With the assistance of my wife, who is an exceptional painter willing to hop in and help particularly because having tasks made the experience less stressful for her than painting her own stuff (though pics to follow of that because I’m so very proud), I managed to hit the target. I admit, too, that I’m really happy (even now, two months later) with the results!

The Plaguebearers were perhaps the third set of models I painted for a proper army. I’d played with painting some figures while waiting for my Reaper kickstarter to come in, but never with any aim towards real cohesion. I decided I wanted to paint them up as though they’d died of frostbite, which required spending a couple days looking at pictures of frostbite. I would eventually add in some frozen plaguebearers and a few weird ones, mostly because I got bored of painting everything the same way–and I love how the wet black paint looks on a model.
At the time, I didn’t really understand what a wash did. I had washes, and I’d read about how to use them, but I didn’t fully understand A) their function and B) how one makes them at home. Having never heard of medium, I watered my paints down and applied them to the entire models. This actually ended up having a desired effect, a bit of a happy accident I’m looking forward to revisiting: the frostbitten models, which were primed black then “washed” with a flesh tone, actually do look like their flesh has necrotized and started flaking off. I went in and lovingly colored all the weeping sores on the models with a variety of colors, and was very pleased with my effects.
Eventually, though, I did have to accept that the detail on the models wasn’t popping as well as it could with a wash. I painted other things, moving forward, but it wasn’t until the tournament that I finally went back and applied actual wash to the Plaguebearers…

Boom! The blue wash on the frozen ones gives them excellent depth, though at some point I ought to go back and highlight them and perhaps throw some white down on the top surfaces to suggest snow. My fleshy Plaguebearers don’t feel as frostbitten now, but definitely look nasty on the table. This was some of the first–and most hurried–work I’d ever done with texture paints, so at some point I’ll drybrush the top of the bases to get a snow look. I’ve also since found this excellent tutorial, so as I swell Nurgle’s ranks (if I stay with this scheme) I’ll be able to approach things a bit more intentionally.
Still, I’m a convert. I still don’t like basing, just like I grumble at washing and highlighting and multiple coats, but it’s nice having visual evidence that they look considerably better when I take the time.

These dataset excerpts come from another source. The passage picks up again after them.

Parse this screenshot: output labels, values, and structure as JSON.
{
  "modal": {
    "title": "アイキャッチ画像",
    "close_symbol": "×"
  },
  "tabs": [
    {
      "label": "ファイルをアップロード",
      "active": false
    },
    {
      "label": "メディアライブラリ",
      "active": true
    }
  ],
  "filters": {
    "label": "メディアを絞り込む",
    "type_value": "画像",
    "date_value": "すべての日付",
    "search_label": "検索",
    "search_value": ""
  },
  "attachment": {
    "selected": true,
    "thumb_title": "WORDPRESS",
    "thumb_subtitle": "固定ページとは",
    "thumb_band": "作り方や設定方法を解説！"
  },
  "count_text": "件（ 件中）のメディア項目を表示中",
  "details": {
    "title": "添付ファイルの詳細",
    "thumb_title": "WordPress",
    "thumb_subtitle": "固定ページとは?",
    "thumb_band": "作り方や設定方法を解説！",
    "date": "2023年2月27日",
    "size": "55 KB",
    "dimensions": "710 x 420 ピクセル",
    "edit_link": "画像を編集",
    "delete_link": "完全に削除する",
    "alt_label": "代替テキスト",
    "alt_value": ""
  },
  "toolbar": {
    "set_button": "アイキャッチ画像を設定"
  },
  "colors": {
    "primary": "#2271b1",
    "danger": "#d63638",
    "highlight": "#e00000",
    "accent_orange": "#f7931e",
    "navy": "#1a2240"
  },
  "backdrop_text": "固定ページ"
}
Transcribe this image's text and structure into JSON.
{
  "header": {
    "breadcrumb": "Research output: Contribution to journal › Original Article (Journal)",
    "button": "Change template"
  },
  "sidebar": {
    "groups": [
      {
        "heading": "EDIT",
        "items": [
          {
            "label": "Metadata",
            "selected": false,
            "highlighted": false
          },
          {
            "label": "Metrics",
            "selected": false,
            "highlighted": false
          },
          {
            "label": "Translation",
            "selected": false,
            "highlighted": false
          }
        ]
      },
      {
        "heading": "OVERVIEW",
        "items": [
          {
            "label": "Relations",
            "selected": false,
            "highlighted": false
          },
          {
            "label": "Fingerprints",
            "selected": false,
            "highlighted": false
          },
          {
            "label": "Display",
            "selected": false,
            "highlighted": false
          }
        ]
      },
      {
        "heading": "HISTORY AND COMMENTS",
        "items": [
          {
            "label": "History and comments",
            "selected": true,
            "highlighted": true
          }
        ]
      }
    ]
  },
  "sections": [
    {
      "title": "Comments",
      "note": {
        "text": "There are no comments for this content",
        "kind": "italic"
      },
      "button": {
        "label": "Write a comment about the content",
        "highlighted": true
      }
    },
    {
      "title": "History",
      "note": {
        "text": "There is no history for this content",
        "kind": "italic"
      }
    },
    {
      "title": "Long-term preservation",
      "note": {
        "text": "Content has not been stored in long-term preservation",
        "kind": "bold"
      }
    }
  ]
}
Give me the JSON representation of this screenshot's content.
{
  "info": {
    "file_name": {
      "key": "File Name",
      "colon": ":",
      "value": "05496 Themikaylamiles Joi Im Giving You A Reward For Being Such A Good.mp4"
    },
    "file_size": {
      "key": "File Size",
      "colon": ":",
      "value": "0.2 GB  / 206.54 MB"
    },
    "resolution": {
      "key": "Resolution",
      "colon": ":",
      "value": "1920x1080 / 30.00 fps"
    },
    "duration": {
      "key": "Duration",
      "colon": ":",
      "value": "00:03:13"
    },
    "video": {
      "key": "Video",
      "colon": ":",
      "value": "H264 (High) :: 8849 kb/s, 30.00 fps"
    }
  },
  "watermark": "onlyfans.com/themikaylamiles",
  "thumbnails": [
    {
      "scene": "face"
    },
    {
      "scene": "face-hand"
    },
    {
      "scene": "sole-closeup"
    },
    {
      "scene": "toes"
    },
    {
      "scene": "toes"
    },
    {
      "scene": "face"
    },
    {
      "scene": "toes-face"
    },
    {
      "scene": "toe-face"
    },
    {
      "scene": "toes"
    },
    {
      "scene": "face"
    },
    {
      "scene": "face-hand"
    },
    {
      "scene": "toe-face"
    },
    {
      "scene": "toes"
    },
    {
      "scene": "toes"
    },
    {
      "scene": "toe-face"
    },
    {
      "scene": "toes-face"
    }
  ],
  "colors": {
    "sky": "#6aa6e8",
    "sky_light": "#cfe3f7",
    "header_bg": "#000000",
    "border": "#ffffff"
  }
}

I’ll leave off with a picture of my bloodletter Icon Bearer, which was a model I let myself have some fun with right before the tournament, when it was clear that with Stacey’s help we were going to make our goal. I think he looks cool enough to almost compensate for how maddeningly top-heavy he is, even with a base weighted on the under and topsides. For the bloodletters we went with a somewhat kludgey but still thematically appropriate approach, in part owing to my having already crudely smeared greenstuff over their bases back when I first made them. We painted the hilly greenstuff with leadbelcher, and the exposed base with some red and orange to create a magma effect, as though the bloodletters stride across chunks of slag floating in molten metal.
Sidenote: Entirely to my surprise, I tied (with a man whose profession is art) for best painted in the tourney! I also scored points for having a pointed army, but…and this’ll be the subject of another post…painting points and a victory don’t counter being matched against back-to-back Dark Angel Devastators and Tau gunlines.
Still, painting prize!
Congrats on the painting prize! Well-deserved–love the look of those plague bearers.
And yeah, part of why I hate basing so much is that it *looks so damn good* in the end, so I *have* to do it even if I don’t want to. ;P
Thanks very kindly! It’s both an inspiration to get cracking on my Chaos Marines and a sad trombone on the part where I picked an almost entirely featureless paint scheme for them on purpose, as I’m representing The Cleaved as existing in that place beyond sensation, where eyesight goes white and your ears hear nothing but a dull buzz. So they’re…white-ish, with some chrome.
But I’m having ridiculous fun with Beastmen and that’s before playing with the whole concept of unit fillers. That’ll get basing back in too!